A 57-year-old Tarzana man who admitted using a defunct company to acquire millions of dollars in credit with no intention of ever repaying the debts has been sentenced to 41 months in federal prison.

Valery Vasserman was sentenced Monday afternoon by United States District Judge Florence-Marie Cooper. In addition to the prison term, Judge Cooper ordered Vasserman to pay just over $4.9 million in restitution.

Vasserman pleaded guilty in October 2003 to 10 felony counts, including conspiracy, mail fraud and wire fraud.

In January 1998, Vasserman acquired a Chatsworth company called Casta, Inc. from his daughter-in-law. After the acquisition, Vasserman became president of Casta, but the company did not operate for about one and a half years.

In 1999, Vasserman and co-conspirators began operating Casta and immediately sought credit from credit card companies, banks and retail stores such as Tiffany’s and Neiman-Marcus. On some credit applications, Vasserman overstated his annual income by nearly four times. On other credit applications Vasserman and his co-conspirators stated that Casta had been operational since 1995. Once they obtained credit, Vasserman and others accumulated large balances that they had no intention of paying.

In total, the “bust-out” scheme led to losses of approximately $11 million. Vasserman was directly responsible for approximately $4.9 million of the losses. Once the “bust-out” was complete, Vasserman filed bankruptcy for himself and for Casta in order to avoid paying all of the outstanding debts.

Previously in this case, Vasserman’s wife and two others pleaded guilty to related federal charges.

Klara Vasserman, 56, also of Tarzana, pleaded guilty in July 2003 to participating in the scheme, admitting specifically that she and her husband spent more than $350,000 of the fraud proceeds at retail outlets such as Tiffany’s, Nordstrom, Saks Fifth Avenue, Neiman-Marcus, Ben Bridge Jewelers and DeJaun Jewelers. The Vassermans purchased luxury items such as watches, diamonds and designer clothing. Klara Vasserman, who is scheduled to be sentenced on April 26, 2004, faces a maximum possible sentence of 45 years in federal prison.

Vic Khodarkovsky, 37, of Sherman Oaks, and Joanna Cassidy, 39 of Santa Clarita, pleaded guilty to conspiracy charges for participating in the Casta bust-out, as well as three other bust-out scheme. In addition to Casta, Khodarkovsky and Cassidy participated in the takeover of Interocean in Sun Valley, Western Distributors in Santa Fe Springs, and A to Z Trading in Commerce. Each of these “bust-out” businesses declared bankruptcy once the defendants had successfully used the companies’ lines of credit to obtain millions of dollars in merchandise. These two defendants are scheduled to be sentenced in March 2004.
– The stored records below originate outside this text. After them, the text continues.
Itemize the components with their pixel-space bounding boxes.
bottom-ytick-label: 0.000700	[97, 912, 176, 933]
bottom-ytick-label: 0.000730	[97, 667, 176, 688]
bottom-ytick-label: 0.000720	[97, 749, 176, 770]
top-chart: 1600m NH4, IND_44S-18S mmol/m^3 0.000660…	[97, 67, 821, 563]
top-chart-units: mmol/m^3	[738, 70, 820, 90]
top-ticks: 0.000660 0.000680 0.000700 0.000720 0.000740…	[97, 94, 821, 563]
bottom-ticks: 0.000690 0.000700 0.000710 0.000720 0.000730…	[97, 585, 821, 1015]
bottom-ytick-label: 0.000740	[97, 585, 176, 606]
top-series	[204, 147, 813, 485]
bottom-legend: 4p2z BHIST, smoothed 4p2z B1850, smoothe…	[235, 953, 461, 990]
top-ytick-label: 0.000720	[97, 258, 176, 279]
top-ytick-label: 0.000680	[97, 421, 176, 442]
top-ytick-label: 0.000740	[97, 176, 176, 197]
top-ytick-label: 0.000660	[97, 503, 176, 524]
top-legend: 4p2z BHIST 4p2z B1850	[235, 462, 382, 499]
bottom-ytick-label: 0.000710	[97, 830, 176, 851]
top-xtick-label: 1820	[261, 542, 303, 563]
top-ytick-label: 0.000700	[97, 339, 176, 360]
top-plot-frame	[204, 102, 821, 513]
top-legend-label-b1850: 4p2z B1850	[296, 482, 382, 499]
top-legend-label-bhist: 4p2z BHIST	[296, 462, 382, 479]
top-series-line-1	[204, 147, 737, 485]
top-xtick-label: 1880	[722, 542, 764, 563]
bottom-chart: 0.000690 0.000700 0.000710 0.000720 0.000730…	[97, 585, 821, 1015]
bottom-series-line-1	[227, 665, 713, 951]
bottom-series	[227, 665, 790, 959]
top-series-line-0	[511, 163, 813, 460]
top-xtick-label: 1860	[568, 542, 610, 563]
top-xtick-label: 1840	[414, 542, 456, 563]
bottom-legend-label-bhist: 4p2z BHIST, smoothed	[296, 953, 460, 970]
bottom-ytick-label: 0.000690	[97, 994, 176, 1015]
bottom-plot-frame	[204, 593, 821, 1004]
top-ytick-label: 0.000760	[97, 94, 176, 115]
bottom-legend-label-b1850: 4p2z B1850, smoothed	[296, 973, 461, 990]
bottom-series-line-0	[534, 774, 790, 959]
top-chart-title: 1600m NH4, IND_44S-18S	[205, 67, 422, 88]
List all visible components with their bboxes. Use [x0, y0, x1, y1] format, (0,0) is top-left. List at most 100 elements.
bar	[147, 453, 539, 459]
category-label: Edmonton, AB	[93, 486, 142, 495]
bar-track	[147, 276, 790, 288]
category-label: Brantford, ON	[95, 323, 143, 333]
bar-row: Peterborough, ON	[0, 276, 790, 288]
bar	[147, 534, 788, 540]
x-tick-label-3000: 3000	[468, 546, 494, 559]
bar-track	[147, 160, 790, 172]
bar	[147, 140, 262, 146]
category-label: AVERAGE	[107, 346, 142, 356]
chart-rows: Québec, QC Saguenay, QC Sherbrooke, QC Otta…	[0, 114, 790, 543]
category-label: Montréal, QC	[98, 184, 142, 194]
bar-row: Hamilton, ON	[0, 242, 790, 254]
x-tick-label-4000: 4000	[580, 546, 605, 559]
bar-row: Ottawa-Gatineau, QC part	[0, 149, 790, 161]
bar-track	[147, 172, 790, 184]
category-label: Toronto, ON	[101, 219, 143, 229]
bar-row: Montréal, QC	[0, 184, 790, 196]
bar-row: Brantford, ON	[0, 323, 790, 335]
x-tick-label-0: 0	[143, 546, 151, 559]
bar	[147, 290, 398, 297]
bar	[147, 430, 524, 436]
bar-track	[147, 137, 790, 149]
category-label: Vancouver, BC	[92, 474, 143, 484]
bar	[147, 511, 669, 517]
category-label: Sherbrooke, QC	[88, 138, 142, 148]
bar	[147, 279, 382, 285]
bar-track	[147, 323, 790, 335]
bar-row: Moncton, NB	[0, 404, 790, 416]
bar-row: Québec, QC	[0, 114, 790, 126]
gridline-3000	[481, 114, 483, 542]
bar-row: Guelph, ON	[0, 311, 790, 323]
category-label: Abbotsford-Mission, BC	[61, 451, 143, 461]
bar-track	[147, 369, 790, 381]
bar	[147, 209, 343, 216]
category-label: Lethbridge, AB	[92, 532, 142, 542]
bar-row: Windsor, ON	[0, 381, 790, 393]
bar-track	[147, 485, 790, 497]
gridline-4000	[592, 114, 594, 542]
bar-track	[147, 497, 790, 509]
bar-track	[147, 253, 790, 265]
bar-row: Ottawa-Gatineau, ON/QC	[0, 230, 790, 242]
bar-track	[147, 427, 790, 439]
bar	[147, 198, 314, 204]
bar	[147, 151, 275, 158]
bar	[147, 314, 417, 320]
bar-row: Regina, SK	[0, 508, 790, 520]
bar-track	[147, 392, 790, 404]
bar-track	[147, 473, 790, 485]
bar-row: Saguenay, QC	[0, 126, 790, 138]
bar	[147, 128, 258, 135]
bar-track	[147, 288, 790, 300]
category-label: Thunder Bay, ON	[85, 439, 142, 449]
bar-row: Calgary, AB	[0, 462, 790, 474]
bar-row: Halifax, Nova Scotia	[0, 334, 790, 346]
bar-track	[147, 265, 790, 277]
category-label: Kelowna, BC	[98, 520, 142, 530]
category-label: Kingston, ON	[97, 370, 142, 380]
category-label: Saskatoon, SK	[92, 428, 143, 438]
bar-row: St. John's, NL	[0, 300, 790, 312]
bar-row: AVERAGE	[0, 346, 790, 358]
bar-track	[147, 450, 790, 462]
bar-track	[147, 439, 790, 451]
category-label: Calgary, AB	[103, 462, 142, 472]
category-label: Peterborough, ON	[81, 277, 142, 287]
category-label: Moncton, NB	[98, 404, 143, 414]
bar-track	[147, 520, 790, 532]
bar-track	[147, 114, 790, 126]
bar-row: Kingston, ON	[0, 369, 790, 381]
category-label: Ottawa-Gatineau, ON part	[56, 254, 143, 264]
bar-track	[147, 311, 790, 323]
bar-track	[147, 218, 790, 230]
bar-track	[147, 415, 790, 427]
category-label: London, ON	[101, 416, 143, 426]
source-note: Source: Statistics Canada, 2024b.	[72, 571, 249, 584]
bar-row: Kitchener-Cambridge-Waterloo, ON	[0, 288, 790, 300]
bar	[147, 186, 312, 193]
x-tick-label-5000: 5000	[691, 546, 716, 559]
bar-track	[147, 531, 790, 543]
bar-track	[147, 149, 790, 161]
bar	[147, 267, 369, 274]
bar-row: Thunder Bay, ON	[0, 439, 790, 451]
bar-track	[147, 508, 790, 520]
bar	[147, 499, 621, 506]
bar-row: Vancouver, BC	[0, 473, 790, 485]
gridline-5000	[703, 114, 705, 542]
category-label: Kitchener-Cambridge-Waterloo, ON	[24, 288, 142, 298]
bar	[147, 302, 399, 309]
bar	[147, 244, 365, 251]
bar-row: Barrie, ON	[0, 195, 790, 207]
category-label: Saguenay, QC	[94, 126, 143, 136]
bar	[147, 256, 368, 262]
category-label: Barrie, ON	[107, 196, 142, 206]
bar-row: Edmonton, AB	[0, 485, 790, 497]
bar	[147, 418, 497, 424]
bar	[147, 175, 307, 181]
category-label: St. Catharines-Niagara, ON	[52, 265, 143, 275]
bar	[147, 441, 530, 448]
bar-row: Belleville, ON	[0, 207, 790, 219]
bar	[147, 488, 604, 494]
The victims of the “bust-out” scheme range from small businesses to large department stores to national banks. The more than 650 individual and business victims are located throughout the United States and Canada.

The investigation into these businesses was handled by the Federal Bureau of Investigation, which received assistance from the Los Angeles Police Department and the Los Angeles Sheriff’s Department.